2Avec un certain enthousiasme, Volle nous annonce ainsi des lendemains encourageants, pourvu que soit reconnue dans nos pays la valeur sociale de l’initiative et de la prise de risque et que l’intelligence rationnelle se mobilise pour rendre à la main-d’œuvre l’intelligence que la société taylorienne lui aurait déniée depuis l’âge d’or de l’industrie. L’ouvrage annonce donc une renaissance par l’intelligence, renaissance symbolisée par ce cerveau d’œuvre qui deviendrait la force productive et l’avantage compétitif d’une « nouvelle société » relayant l’époque industrielle antérieure.

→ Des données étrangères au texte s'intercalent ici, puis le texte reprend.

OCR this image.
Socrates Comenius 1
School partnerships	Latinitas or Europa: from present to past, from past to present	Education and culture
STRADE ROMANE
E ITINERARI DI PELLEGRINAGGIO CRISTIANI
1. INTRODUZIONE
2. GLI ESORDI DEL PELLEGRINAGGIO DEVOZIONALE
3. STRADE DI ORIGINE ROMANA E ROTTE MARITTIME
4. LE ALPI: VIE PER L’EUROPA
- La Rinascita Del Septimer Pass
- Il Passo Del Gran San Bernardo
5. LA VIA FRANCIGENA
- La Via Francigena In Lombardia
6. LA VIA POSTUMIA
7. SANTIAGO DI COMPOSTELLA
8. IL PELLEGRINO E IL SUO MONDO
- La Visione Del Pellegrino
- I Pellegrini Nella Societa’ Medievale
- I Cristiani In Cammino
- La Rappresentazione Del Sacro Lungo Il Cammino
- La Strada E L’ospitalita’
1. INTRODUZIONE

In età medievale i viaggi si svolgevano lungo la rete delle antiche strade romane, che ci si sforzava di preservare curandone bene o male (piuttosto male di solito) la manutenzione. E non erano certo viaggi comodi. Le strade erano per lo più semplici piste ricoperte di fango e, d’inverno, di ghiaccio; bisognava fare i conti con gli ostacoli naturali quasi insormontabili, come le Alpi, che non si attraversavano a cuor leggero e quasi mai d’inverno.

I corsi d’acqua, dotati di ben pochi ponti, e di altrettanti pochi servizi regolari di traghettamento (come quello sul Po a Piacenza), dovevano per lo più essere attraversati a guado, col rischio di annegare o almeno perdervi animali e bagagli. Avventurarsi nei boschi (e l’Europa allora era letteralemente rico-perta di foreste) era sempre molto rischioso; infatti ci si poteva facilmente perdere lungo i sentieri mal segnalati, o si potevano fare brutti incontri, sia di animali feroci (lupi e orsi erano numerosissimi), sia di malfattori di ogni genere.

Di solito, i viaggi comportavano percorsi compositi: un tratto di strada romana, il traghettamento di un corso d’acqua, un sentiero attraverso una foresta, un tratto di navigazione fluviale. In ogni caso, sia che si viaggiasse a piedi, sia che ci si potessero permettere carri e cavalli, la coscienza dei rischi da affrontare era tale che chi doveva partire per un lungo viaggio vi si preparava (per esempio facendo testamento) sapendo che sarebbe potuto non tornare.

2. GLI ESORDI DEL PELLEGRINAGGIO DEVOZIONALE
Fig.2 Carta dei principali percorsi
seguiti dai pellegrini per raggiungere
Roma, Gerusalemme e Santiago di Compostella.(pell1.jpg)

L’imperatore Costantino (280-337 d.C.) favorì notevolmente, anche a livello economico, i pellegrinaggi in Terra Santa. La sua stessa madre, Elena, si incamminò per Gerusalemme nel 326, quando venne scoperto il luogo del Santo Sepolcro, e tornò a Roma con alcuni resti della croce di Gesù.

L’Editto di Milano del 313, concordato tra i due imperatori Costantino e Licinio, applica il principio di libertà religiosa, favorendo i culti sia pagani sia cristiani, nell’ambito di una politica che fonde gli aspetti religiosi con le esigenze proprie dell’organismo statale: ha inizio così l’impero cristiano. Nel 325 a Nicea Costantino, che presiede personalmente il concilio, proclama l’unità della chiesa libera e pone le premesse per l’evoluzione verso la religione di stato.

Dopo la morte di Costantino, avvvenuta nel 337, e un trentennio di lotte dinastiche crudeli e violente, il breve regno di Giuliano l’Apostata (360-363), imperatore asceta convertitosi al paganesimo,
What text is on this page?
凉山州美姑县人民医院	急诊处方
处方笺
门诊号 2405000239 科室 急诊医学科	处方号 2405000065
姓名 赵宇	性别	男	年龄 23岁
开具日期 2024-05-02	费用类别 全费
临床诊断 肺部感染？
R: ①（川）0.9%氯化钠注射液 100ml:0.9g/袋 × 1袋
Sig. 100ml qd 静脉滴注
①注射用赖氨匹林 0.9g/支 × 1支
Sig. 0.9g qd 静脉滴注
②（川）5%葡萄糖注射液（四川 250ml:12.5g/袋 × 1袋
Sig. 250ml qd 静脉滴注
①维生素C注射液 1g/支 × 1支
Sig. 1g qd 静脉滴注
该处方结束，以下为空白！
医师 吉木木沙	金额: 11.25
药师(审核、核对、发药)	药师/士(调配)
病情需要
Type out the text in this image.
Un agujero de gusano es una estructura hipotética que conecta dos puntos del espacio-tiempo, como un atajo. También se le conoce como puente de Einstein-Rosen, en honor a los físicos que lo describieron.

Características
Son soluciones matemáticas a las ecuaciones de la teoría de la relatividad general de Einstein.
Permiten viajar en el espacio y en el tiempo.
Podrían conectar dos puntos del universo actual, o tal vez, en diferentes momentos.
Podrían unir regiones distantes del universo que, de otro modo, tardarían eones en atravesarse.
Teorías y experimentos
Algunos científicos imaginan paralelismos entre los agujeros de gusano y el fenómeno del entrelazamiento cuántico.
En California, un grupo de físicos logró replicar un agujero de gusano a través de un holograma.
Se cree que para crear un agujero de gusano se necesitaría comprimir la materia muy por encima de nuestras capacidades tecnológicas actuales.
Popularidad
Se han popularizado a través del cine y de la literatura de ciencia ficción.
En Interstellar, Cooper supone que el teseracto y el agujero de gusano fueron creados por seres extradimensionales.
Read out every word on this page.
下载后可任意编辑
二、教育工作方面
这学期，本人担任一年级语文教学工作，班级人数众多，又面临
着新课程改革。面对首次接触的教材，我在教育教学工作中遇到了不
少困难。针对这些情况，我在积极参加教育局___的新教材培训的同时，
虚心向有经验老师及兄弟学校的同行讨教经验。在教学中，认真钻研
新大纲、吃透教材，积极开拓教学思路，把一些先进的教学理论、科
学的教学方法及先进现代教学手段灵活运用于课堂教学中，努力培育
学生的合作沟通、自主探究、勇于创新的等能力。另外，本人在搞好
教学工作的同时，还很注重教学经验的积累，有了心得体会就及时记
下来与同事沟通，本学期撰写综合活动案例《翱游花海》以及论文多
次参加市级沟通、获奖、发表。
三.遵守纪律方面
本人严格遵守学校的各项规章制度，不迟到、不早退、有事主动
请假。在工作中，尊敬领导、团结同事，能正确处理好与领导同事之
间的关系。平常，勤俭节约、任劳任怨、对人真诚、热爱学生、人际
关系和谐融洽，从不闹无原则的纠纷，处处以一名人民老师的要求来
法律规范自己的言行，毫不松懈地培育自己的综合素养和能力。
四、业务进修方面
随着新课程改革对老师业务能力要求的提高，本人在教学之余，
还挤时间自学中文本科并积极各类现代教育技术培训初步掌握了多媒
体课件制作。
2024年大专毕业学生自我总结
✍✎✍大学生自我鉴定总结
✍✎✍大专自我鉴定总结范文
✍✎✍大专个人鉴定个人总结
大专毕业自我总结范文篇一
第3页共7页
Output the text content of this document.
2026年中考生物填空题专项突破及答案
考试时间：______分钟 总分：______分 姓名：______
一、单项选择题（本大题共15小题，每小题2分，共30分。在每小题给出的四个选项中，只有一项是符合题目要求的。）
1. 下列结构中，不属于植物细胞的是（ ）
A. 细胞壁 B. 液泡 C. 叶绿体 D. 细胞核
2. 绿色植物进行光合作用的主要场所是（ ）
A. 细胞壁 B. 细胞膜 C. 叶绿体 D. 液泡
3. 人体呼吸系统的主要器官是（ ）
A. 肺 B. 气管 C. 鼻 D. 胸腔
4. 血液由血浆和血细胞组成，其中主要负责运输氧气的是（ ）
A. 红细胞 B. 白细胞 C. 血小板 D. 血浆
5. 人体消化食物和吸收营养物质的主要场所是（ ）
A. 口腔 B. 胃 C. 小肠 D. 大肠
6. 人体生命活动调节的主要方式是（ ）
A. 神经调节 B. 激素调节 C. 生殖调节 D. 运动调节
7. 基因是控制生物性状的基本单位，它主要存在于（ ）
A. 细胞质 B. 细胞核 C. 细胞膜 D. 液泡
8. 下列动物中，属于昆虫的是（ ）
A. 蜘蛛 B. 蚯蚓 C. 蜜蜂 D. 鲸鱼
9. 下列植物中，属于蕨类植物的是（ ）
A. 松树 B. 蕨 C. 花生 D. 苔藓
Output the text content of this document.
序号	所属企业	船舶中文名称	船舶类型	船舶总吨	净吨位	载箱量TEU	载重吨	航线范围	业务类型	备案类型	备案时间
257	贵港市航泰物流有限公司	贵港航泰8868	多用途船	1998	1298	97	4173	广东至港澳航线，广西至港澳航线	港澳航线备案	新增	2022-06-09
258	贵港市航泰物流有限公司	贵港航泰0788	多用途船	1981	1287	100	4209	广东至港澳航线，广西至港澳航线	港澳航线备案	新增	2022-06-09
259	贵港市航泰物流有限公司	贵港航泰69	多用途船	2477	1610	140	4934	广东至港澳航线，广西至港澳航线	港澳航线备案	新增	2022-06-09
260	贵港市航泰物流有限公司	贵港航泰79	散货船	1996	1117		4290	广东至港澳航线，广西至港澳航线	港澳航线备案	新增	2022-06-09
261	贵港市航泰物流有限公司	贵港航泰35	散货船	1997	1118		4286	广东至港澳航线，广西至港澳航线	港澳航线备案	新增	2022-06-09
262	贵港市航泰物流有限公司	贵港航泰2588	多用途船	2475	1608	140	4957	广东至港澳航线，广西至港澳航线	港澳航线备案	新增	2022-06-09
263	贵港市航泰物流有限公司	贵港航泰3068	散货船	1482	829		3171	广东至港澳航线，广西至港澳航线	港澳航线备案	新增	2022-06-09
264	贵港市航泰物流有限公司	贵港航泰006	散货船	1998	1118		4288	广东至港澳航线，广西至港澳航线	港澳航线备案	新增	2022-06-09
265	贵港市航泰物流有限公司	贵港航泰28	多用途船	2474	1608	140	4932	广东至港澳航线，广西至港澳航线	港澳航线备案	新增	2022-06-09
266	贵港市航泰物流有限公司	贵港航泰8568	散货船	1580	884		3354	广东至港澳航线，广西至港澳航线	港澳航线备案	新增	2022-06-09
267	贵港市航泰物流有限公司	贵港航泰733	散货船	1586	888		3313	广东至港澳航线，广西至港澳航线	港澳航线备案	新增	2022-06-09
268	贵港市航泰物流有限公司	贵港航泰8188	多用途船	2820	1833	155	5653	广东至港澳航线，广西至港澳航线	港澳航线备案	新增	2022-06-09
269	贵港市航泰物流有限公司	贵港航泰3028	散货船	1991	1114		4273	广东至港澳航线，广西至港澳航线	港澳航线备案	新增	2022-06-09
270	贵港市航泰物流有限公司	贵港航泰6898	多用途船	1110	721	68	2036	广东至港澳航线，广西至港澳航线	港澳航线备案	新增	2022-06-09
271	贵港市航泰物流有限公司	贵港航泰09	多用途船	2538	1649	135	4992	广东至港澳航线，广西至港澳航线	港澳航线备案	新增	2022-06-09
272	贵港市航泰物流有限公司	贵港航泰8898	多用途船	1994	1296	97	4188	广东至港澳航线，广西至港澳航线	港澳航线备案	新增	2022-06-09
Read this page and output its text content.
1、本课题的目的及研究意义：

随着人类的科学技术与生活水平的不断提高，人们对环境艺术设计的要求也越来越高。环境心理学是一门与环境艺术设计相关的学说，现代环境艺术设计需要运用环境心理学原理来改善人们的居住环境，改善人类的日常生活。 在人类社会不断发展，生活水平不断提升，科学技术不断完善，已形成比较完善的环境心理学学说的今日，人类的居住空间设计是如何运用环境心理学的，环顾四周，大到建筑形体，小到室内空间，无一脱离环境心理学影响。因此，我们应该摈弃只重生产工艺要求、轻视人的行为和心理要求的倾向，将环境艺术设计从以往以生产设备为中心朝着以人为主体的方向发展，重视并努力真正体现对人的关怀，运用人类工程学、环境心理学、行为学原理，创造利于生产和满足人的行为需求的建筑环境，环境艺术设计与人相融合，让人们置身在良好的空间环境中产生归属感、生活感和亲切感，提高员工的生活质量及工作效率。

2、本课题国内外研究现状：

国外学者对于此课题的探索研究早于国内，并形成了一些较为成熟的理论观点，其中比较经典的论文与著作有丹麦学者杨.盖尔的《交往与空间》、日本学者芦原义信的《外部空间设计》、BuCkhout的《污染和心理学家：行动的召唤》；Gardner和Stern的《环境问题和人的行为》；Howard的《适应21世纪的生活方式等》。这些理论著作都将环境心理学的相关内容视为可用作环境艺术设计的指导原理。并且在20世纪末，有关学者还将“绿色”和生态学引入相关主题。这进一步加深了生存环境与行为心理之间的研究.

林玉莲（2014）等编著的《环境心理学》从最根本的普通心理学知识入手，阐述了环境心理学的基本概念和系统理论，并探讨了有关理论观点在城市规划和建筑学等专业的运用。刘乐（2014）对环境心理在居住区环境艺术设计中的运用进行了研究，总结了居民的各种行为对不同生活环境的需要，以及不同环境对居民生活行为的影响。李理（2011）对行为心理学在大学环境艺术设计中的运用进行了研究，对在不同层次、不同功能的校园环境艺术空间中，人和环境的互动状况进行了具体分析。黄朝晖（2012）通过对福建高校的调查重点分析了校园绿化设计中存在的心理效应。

3S’appuyant sur des analyses historiques et notamment sur Bertrand Gille, Volle brosse dès lors un tableau prospectif optimiste : les possibilités ouvertes par les technologies de l’information et de la communication, affirme-t-il, sont immenses ; dans un élan quasi messianique, il prolonge le diagnostic de Saint-Étienne en 2013 (chapitre 9 : « Tour d’horizon ») et propose six principes économiques pour tendre vers le bien-être matériel et sept principes proprement iconomiques qui tireraient parti d’un système technologique dont, dit-il, nous avons jusqu’à présent mal exploité le potentiel, bloqués comme nous le sommes encore par une vision industrialiste reçue en héritage des générations précédentes. En synthèse, si notre cerveau relayait vraiment notre main pour concevoir et pour conduire la production, nous trouverions les gains de productivité qui nous manquent pour retrouver la croissance que nous avons perdue depuis la fin des « trente glorieuses », si chères à Jean Fourastié.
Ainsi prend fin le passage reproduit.